Walter Benjamin também contribui para essa discussão ao abordar a disputa narrativa pela história, na qual a história “oficial” é frequentemente definida pela classe dominante. Mariátegui argumenta que aqueles menos aptos para recriar a tradição, como os elementos reacionários da elite, frequentemente a invocam de maneira fictícia.
Portanto, a verdadeira luta não ocorre entre os revolucionários e a tradição, e sim entre os revolucionários e o tradicionalismo. Os revolucionários buscam impedir que a sociedade se torne estática, pois uma sociedade sem criatividade perde seu propósito e mostra sinais de envelhecimento e decadência.
No artigo “NACIONALISMO E VANGUARDISMO NA IDEOLOGIA POLÍTICA” (1925) Mariátegui aprofunda o debate entre o conservadorismo crioulo e a vanguarda indigenista na ideologia política peruana. O conservadorismo crioulo associa a nacionalidade peruana unicamente às influências espanholas e latinas, limitando a história do Peru há quatro séculos.
Durante o período colonial, a história peruana era frequentemente vinculada à chegada de Pizarro e à fundação de Lima, ignorando a rica herança indígena, como o Império Inca. A consciência nacional crioula estava fortemente ligada à herança espanhola, excluindo os elementos autóctones da história e da tradição peruana, como fora complementado dois anos depois, em “A TRADIÇÃO NACIONAL” (1927)
Em contraste, a vanguarda indigenista busca uma reconstrução peruana com base na herança indígena, rompendo com a visão limitada temporalmente do crioulo conservador e sua associação com a conquista e a colônia.
Os indigenistas revolucionários não veem o passado inca como um simples retorno ao passado, mas como uma base para a reconstrução peruana.
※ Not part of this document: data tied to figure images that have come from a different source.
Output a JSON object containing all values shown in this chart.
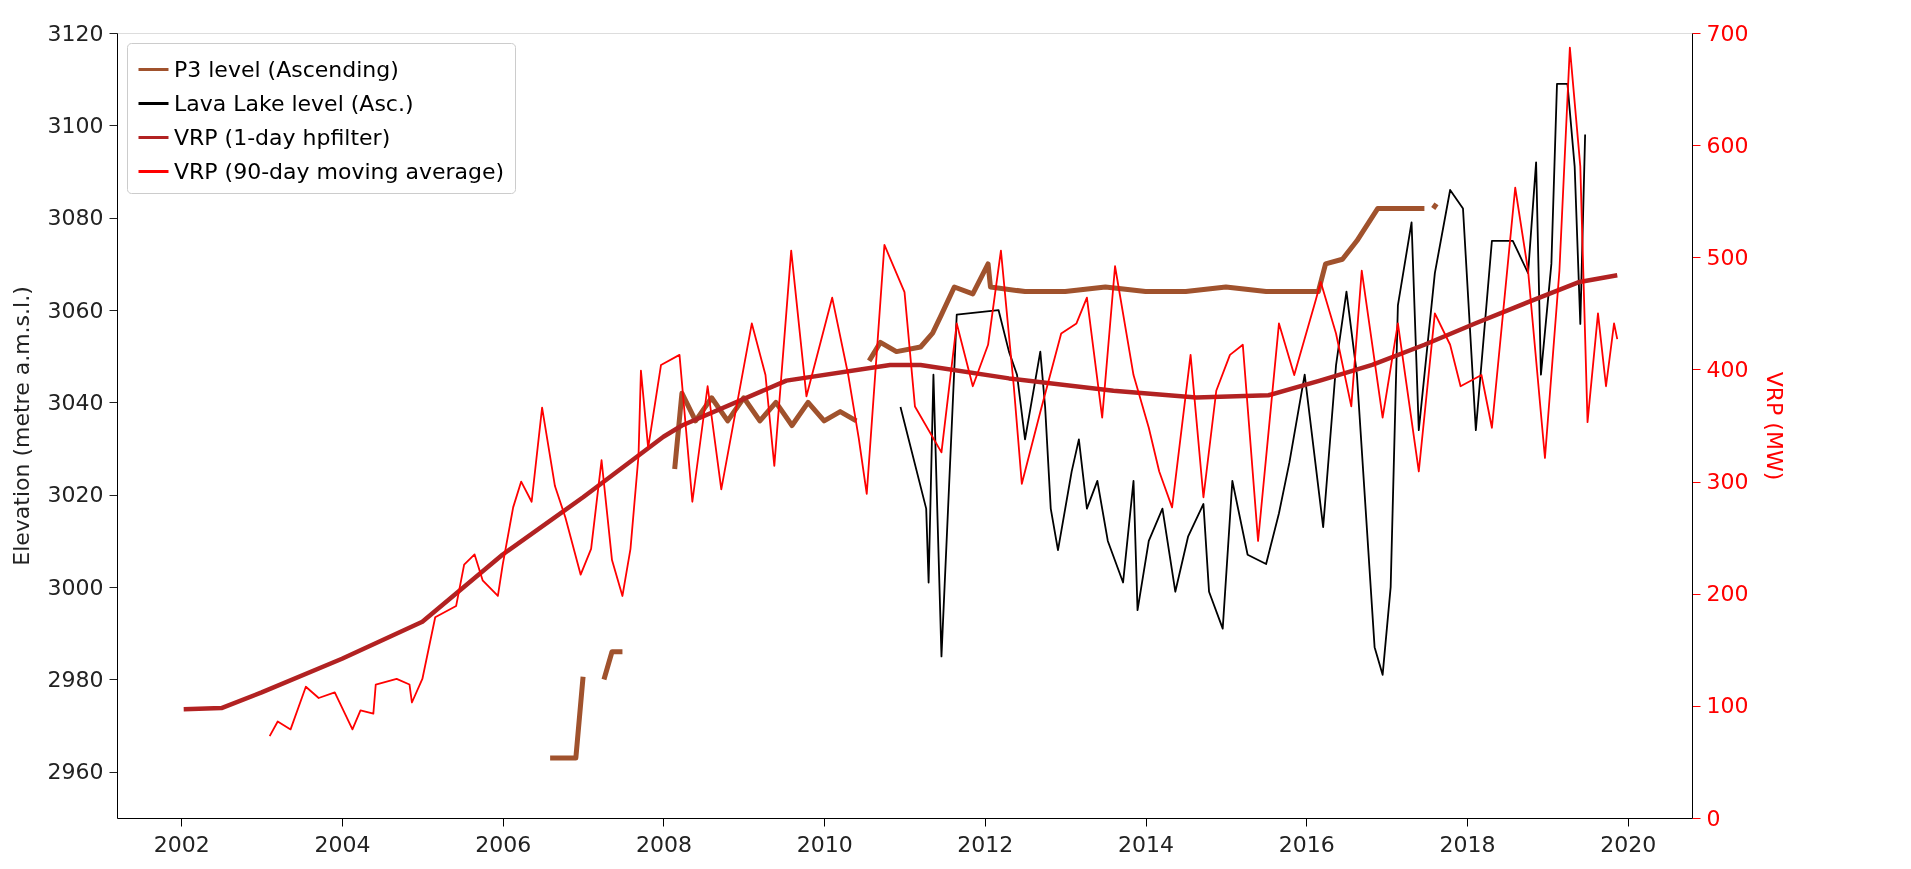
{
  "chart_data": {
    "type": "line",
    "xlim": [
      2001.2,
      2020.8
    ],
    "xticks": [
      2002,
      2004,
      2006,
      2008,
      2010,
      2012,
      2014,
      2016,
      2018,
      2020
    ],
    "ylim": [
      2950,
      3120
    ],
    "yticks": [
      2960,
      2980,
      3000,
      3020,
      3040,
      3060,
      3080,
      3100,
      3120
    ],
    "y2lim": [
      0,
      700
    ],
    "y2ticks": [
      0,
      100,
      200,
      300,
      400,
      500,
      600,
      700
    ],
    "ylabel": "Elevation (metre a.m.s.l.)",
    "y2label": "VRP (MW)",
    "legend": "top left",
    "grid": false,
    "series": [
      {
        "name": "P3 level (Ascending)",
        "color": "#a0522d",
        "x": [
          2006.59,
          2006.91,
          2007.0,
          2007.1,
          2007.26,
          2007.36,
          2007.49,
          2007.8,
          2008.14,
          2008.23,
          2008.4,
          2008.6,
          2008.8,
          2009.0,
          2009.2,
          2009.4,
          2009.6,
          2009.8,
          2010.0,
          2010.2,
          2010.4,
          2010.48,
          2010.56,
          2010.7,
          2010.9,
          2011.2,
          2011.35,
          2011.46,
          2011.62,
          2011.85,
          2012.04,
          2012.07,
          2012.5,
          2013.0,
          2013.5,
          2014.0,
          2014.5,
          2015.0,
          2015.5,
          2016.15,
          2016.24,
          2016.45,
          2016.63,
          2016.89,
          2017.2,
          2017.47,
          2017.53,
          2017.58,
          2017.62
        ],
        "values": [
          2963,
          2963,
          2980.6,
          null,
          2980,
          2986,
          2986,
          null,
          3025.6,
          3042,
          3036,
          3041,
          3036,
          3041,
          3036,
          3040,
          3035,
          3040,
          3036,
          3038,
          3036,
          null,
          3049,
          3053,
          3051,
          3052,
          3055,
          3059,
          3065,
          3063.5,
          3070,
          3065,
          3064,
          3064,
          3065,
          3064,
          3064,
          3065,
          3064,
          3064,
          3070,
          3071,
          3075,
          3082,
          3082,
          3082,
          null,
          3082,
          3083
        ]
      },
      {
        "name": "Lava Lake level (Asc.)",
        "color": "#000000",
        "x": [
          2010.95,
          2011.27,
          2011.3,
          2011.36,
          2011.46,
          2011.65,
          2012.17,
          2012.3,
          2012.4,
          2012.5,
          2012.69,
          2012.75,
          2012.82,
          2012.91,
          2013.08,
          2013.17,
          2013.27,
          2013.4,
          2013.53,
          2013.72,
          2013.85,
          2013.9,
          2014.04,
          2014.21,
          2014.37,
          2014.53,
          2014.72,
          2014.79,
          2014.96,
          2015.08,
          2015.27,
          2015.5,
          2015.66,
          2015.79,
          2015.98,
          2016.21,
          2016.37,
          2016.5,
          2016.63,
          2016.85,
          2016.95,
          2017.05,
          2017.14,
          2017.31,
          2017.4,
          2017.6,
          2017.79,
          2017.95,
          2018.11,
          2018.31,
          2018.57,
          2018.76,
          2018.86,
          2018.92,
          2019.05,
          2019.12,
          2019.25,
          2019.34,
          2019.41,
          2019.47
        ],
        "values": [
          3039,
          3017,
          3001,
          3046,
          2985,
          3059,
          3060,
          3051,
          3046,
          3032,
          3051,
          3039,
          3017,
          3008,
          3025,
          3032,
          3017,
          3023,
          3010,
          3001,
          3023,
          2995,
          3010,
          3017,
          2999,
          3011,
          3018,
          2999,
          2991,
          3023,
          3007,
          3005,
          3016,
          3027,
          3046,
          3013,
          3048,
          3064,
          3046,
          2987,
          2981,
          3000,
          3061,
          3079,
          3034,
          3068,
          3086,
          3082,
          3034,
          3075,
          3075,
          3068,
          3092,
          3046,
          3070,
          3109,
          3109,
          3091,
          3057,
          3098
        ]
      },
      {
        "name": "VRP (1-day hpfilter)",
        "color": "#b22222",
        "axis": "y2",
        "x": [
          2002.03,
          2002.5,
          2003.0,
          2004.0,
          2005.0,
          2006.0,
          2007.0,
          2008.0,
          2008.23,
          2009.53,
          2010.82,
          2011.2,
          2012.3,
          2013.6,
          2014.63,
          2015.53,
          2016.17,
          2016.82,
          2017.47,
          2018.1,
          2018.76,
          2019.4,
          2019.87
        ],
        "values": [
          97,
          98,
          112,
          142,
          175,
          235,
          286,
          340,
          350,
          390,
          404,
          404,
          392,
          381,
          375,
          377,
          390,
          404,
          422,
          441,
          460,
          478,
          484
        ]
      },
      {
        "name": "VRP (90-day moving average)",
        "color": "#ff0000",
        "axis": "y2",
        "x": [
          2003.1,
          2003.2,
          2003.36,
          2003.55,
          2003.71,
          2003.91,
          2004.13,
          2004.23,
          2004.39,
          2004.42,
          2004.68,
          2004.84,
          2004.87,
          2005.0,
          2005.16,
          2005.42,
          2005.52,
          2005.65,
          2005.75,
          2005.94,
          2006.0,
          2006.13,
          2006.23,
          2006.36,
          2006.49,
          2006.65,
          2006.78,
          2006.97,
          2007.1,
          2007.23,
          2007.36,
          2007.49,
          2007.59,
          2007.69,
          2007.72,
          2007.81,
          2007.97,
          2008.2,
          2008.36,
          2008.55,
          2008.72,
          2009.1,
          2009.27,
          2009.38,
          2009.59,
          2009.78,
          2010.1,
          2010.3,
          2010.43,
          2010.53,
          2010.75,
          2011.0,
          2011.13,
          2011.46,
          2011.65,
          2011.85,
          2012.04,
          2012.2,
          2012.36,
          2012.46,
          2012.69,
          2012.95,
          2013.14,
          2013.27,
          2013.46,
          2013.62,
          2013.85,
          2014.04,
          2014.17,
          2014.33,
          2014.56,
          2014.72,
          2014.88,
          2015.05,
          2015.21,
          2015.4,
          2015.66,
          2015.85,
          2016.11,
          2016.18,
          2016.37,
          2016.56,
          2016.69,
          2016.95,
          2017.14,
          2017.4,
          2017.6,
          2017.79,
          2017.92,
          2018.18,
          2018.31,
          2018.6,
          2018.76,
          2018.97,
          2019.15,
          2019.28,
          2019.41,
          2019.5,
          2019.63,
          2019.73,
          2019.83,
          2019.87
        ],
        "values": [
          73,
          86,
          79,
          117,
          107,
          112,
          79,
          96,
          93,
          119,
          124,
          119,
          103,
          124,
          179,
          189,
          226,
          235,
          212,
          198,
          226,
          277,
          300,
          282,
          366,
          296,
          268,
          217,
          240,
          319,
          230,
          198,
          240,
          323,
          399,
          330,
          404,
          413,
          282,
          385,
          293,
          441,
          395,
          314,
          506,
          376,
          464,
          395,
          339,
          289,
          511,
          469,
          367,
          326,
          441,
          385,
          422,
          506,
          385,
          298,
          362,
          432,
          441,
          464,
          357,
          492,
          395,
          348,
          309,
          277,
          413,
          286,
          381,
          413,
          422,
          247,
          441,
          395,
          460,
          478,
          432,
          367,
          488,
          357,
          441,
          309,
          450,
          422,
          385,
          395,
          348,
          562,
          488,
          321,
          488,
          687,
          581,
          353,
          450,
          385,
          441,
          427
        ]
      }
    ]
  }
}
Eles adotam uma concepção realista e moderna da história, considerando todos os eventos e elementos históricos que moldaram a realidade peruana ao longo de quatro séculos, sem excluir elementos autóctones, como frequentemente ocorre na visão colonialista da história
Mariátegui também destaca a relação entre nacionalismo e socialismo em países politica ou economicamente colonizados, como o Peru. Ele argumenta que o socialismo não é intrinsecamente antinacional, exceto nos impérios. Nas ex colônias, o socialismo assume uma postura nacionalista, em oposição ao imperialismo e ao capitalismo ocidentais.
Para o autor, a afirmação da nacionalidade peruana é de extrema importância, especialmente para aqueles historicamente oprimidos e despossuídos. A reconstrução peruana baseada na herança indígena é vista como uma maneira de restaurar a independência e a dignidade daqueles que foram conquistados e subjugados pelos espanhóis há quatro séculos.
Os escritos de José Carlos Mariátegui ecoam de maneira profunda na história e cultura brasileira, encontrando ressonância nas lutas da nossa classe trabalhadora. Suas reflexões sobre a tradição nacional, revolução e socialismo nos convidam a repensar a maneira como encaramos nossa própria história, eventos, movimentos e figuras de destaque, desafiando ambas as narrativas conservadoras e liberais que buscam restringir e distorcer a riqueza de nossa herança cultural.
Como Mariátegui ressalta, a tradição é dinâmica e resistente a ser reduzida a um único conceito. É necessário que aqueles que buscam a emancipação social, política e econômica reconheçam a importância de enriquecê-la, para que se mantenha sempre dinâmica e viva. Não podemos deixar que a história de luta da classe trabalhadora, bem como a sua rica cultura popular, seja vilificada ou condenada ao esquecimento. Somos, como sujeitos históricos, o fio da nossa história.